Notes from Barra, 2012

We  made two more visits to Barra de Navidad this year, as we transited north and south along the “Riviera” and “Costalegre.”

The Barra lagoon, one of the most sheltered anchorages we have found, always has plenty to see, from the abundant bird life to a continuing parade of boats running aground on their way in and out of the very narrow entry channel. During our visits this year there were 25-30 boats anchored, but there is room for twice that, or more.

Lovely sportfisher (about 130 ft!), Our sister vessel Di's Dream safely transits the channel.

Our friends Jeff and Gayle from Lazy Bones (their boat is currently in Turkey, they’ve made it about half way around the world in six years) joined us for about a week, meeting us in Puerto Vallarta and sailing from there to Barra.
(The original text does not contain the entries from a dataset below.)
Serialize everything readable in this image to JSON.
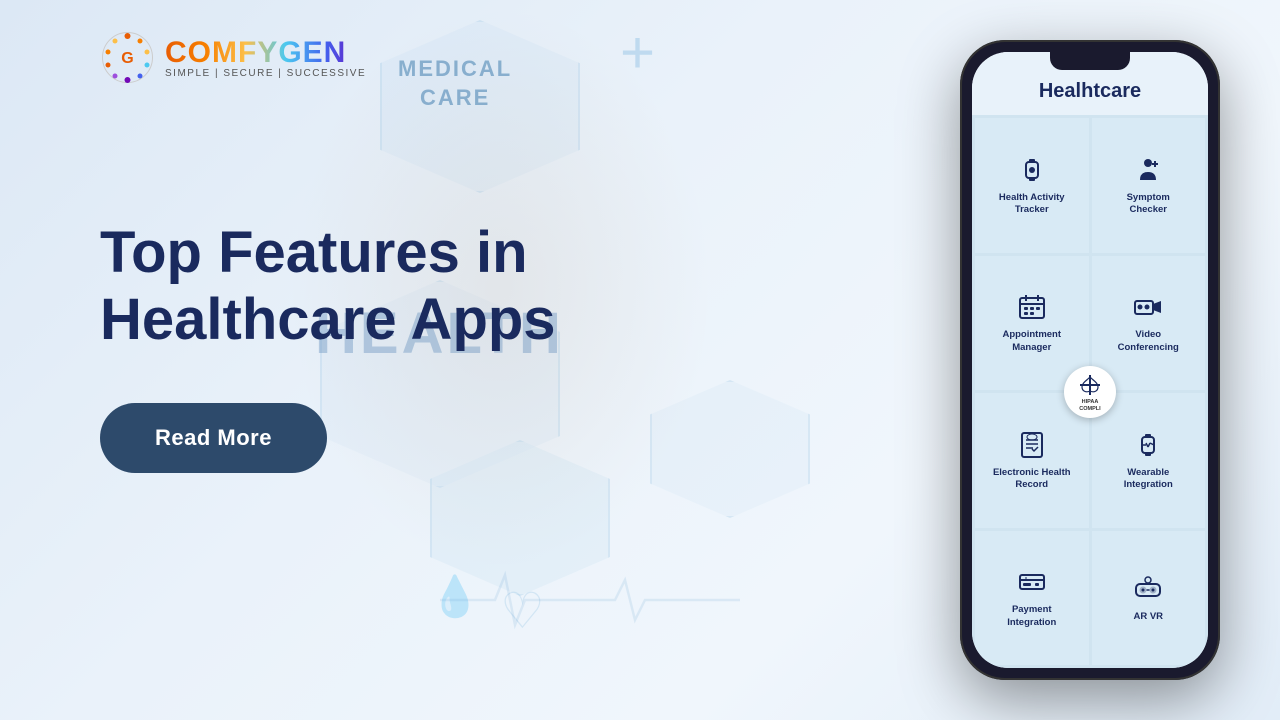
{
  "logo": {
    "brand": "COMFYGEN",
    "tagline": "SIMPLE | SECURE | SUCCESSIVE"
  },
  "headline": {
    "line1": "Top Features in",
    "line2": "Healthcare Apps"
  },
  "read_more_btn": "Read More",
  "background_texts": {
    "medical_care": "MEDICAL\nCARE",
    "health": "HEALTH",
    "cross": "+"
  },
  "phone": {
    "title": "Healhtcare",
    "cells": [
      {
        "icon": "⌚",
        "label": "Health Activity\nTracker",
        "id": "health-activity-tracker"
      },
      {
        "icon": "🩺",
        "label": "Symptom\nChecker",
        "id": "symptom-checker"
      },
      {
        "icon": "📅",
        "label": "Appointment\nManager",
        "id": "appointment-manager"
      },
      {
        "icon": "💻",
        "label": "Video\nConferencing",
        "id": "video-conferencing"
      },
      {
        "icon": "📋",
        "label": "Electronic Health\nRecord",
        "id": "electronic-health-record"
      },
      {
        "icon": "⌚",
        "label": "Wearable\nIntegration",
        "id": "wearable-integration"
      },
      {
        "icon": "💳",
        "label": "Payment\nIntegration",
        "id": "payment-integration"
      },
      {
        "icon": "🥽",
        "label": "AR VR",
        "id": "ar-vr"
      }
    ],
    "hipaa_label": "HIPAA\nCOMPLI..."
  },
  "colors": {
    "bg_start": "#dce8f5",
    "bg_end": "#eaf2fa",
    "headline_color": "#1a2a5e",
    "btn_bg": "#2d4a6b",
    "btn_text": "#ffffff",
    "phone_bg": "#1a1a2e",
    "phone_screen": "#f0f6fb",
    "cell_bg": "#d8eaf5"
  }
}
Gayle and Jeff on the dinghy with Bill. One sailboat temporarily aground outside the Barra channel.

Most everyone who reaches Barra really enjoys it. It is a charming small town with great, inexpensive eating places, a 24-hour water taxi service (about $2 per person round trip) so one does not even need to launch their dinghy, and another small town (Malaque) nearby  – via short bus ride or longer walk along the beach – with decent provisioning.

White habits on this warm Spring day would seem to have made more sense!

One never knows what is to be found in Mexico. While having a great seafood lunch at a beach side restaurant, nearby we saw a group of nuns gathered. We don’t know what the occasion was, but the ocean and beach are lovely and there is sure plenty of room for everyone to enjoy it.